Maryanne Spiers, an experienced exercise physiologist and CEO of BU Adventures who is passionate about the health and fitness of older men and women, told Starts at 60 that “it’s perfectly normal to be fearful when starting anything new”. She provided some helpful tips and advice (below) on getting started, staying motivated, avoiding injury and how to have fun with it.
Spiers points out that while “it’s important to stay mobile” as we age, the gym isn’t the only avenue to get some decent exercise. Take on something that interests you. If you like hiking, find some local trails and keep them light and easy at first.
“Get out into nature or take a brisk walk for a minimum of 30 minutes, three to four times a week,” Spiers said. “Swimming is also a great exercise that is non-weight-bearing and works all major muscle groups. If you are not a swimmer then try out some aqua aerobics classes!”
It’s the new year and if your resolution is to get fit, your enthusiasm and dedication are typically sky high as you pack your gym bag and head off to the local gym to try out the new equipment. But before you rush off to claim that personal best on the bench press, Spiers has some sage words of warning for first-time gym goers.
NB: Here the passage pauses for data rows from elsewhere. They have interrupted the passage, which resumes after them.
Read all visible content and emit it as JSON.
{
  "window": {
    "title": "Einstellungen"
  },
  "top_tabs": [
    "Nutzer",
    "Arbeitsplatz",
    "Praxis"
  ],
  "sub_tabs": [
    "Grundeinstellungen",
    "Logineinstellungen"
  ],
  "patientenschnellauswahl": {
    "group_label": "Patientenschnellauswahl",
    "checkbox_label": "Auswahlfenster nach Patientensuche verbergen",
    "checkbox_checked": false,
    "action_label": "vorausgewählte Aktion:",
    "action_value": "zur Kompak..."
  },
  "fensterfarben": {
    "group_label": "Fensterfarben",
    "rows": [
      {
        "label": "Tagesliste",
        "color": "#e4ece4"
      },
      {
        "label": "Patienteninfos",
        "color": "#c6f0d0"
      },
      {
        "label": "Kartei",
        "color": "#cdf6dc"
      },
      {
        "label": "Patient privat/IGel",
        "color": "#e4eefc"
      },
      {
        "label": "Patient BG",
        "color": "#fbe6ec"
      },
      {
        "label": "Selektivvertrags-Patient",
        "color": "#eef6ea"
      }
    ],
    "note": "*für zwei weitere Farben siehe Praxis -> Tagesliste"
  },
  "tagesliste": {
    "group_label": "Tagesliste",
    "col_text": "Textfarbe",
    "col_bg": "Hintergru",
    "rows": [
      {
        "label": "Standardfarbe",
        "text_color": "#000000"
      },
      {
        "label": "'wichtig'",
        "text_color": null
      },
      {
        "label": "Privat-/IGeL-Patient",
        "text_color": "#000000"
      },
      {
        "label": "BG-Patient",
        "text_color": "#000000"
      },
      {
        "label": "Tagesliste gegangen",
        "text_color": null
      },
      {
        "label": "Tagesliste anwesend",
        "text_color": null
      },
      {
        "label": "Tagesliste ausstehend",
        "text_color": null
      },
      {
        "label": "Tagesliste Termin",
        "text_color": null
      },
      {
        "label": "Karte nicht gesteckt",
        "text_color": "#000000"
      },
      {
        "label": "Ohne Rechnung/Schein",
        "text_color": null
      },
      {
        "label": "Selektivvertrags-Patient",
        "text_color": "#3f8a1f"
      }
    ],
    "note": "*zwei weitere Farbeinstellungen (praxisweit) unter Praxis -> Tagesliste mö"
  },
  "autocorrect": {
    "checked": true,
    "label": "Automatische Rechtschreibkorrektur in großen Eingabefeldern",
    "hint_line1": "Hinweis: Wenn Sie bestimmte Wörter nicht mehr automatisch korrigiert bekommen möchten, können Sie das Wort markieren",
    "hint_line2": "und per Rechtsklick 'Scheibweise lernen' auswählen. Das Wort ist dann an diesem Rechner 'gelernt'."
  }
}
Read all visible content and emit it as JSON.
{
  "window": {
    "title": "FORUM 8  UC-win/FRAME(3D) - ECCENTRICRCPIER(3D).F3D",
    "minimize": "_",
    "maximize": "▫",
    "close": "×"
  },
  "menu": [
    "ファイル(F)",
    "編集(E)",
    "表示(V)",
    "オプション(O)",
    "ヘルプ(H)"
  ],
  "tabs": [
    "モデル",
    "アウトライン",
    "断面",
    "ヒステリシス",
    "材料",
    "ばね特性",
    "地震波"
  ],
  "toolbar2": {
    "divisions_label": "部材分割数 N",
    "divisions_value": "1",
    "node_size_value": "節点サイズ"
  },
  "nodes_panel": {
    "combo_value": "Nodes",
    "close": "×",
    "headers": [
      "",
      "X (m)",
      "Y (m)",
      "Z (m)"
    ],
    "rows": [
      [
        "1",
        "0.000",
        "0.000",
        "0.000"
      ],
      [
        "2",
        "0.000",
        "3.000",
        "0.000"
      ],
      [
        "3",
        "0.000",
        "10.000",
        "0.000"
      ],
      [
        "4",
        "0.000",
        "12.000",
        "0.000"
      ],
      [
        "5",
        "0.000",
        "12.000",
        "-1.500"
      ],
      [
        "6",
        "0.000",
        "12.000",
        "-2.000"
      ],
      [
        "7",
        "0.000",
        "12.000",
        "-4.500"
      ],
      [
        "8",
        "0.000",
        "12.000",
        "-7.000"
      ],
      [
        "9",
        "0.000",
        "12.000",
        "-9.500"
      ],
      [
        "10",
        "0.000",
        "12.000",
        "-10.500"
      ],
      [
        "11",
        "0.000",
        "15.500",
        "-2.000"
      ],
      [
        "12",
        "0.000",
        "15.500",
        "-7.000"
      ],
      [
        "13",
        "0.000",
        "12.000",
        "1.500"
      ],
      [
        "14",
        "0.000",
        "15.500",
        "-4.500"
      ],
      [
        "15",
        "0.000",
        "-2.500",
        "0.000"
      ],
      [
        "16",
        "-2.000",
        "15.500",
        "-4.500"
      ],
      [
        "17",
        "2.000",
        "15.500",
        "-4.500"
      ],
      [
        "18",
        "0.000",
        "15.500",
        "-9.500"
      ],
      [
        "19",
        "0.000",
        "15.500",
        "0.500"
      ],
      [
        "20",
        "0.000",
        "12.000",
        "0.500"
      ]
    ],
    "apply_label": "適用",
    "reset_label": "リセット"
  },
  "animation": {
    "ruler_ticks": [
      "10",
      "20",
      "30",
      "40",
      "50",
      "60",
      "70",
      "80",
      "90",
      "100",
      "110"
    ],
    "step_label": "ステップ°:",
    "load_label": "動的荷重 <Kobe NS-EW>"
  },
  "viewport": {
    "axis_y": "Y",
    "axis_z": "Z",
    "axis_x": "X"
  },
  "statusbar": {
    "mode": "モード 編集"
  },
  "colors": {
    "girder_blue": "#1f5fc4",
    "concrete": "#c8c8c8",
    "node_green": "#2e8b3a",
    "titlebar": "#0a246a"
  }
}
“If you have never exercised, it’s best to seek out a professional in your area who specialises in training older adults,” she said. “Remember to start with a small amount and build up slowly to avoid injury.”
Spiers also encourages people to be mindful of their limits, especially when it comes to pre-existing conditions and injuries. “If you have a previous injury, make sure you tell your fitness professional,” she said. “Movement of any kind is perfect. You cannot hurt yourself by moving. Work on mobility by walking more on uneven surfaces to build up your mobility. Core strength will assist in keeping you more balanced and upright, as well as assist in supporting your overall health. Try pilates or yoga classes – gently.
“Some exercise that includes weight training and cardiovascular-based training will help to maintain muscle mass, promote flexibility and feelings of wellbeing. Picking up a moderate weight-based training program will assist in getting you stronger and avoiding osteoporosis or indeed helping to reverse the severity of this condition with a two-to-three times a week strength-training program.”
It often takes a few weeks to feel and even see the results of all your hard work. There may also be days where you just don’t feel like putting in the effort. When it comes to maintaining motivation, Spiers finds running in packs the best. “If you find an activity or group that is like-minded, you can enjoy your journey so much more,” she said.
Wright agrees and says “exercise is much easier when you have a friend”. “This might mean sharing a commute or just sharing a commitment to attend. Research shows that when embarking on a new fitness regime with social connections, the retention to the activity is much greater. Ask your friends what activity they enjoy doing and give it a go,” she said.
Wright also suggests injecting some fun into your new exercise routine as “any activity associated with joy or fun will ultimately mean that we commit to it”. “Take time to think about the things that you have done (or would like to do) that you found fun,” she said. “This might mean re-joining a sport you once played. Many sports clubs have modified programs for older adults. It might mean joining a dance club. Whatever has made you laugh in the past, will bring you joy again.”
IMPORTANT LEGAL INFO This article is of a general nature and FYI only, because it doesn’t take into account your personal health requirements or existing medical conditions. That means it’s not personalised health advice and shouldn’t be relied upon as if it is. Before making a health-related decision, you should work out if the info is appropriate for your situation and get professional medical advice.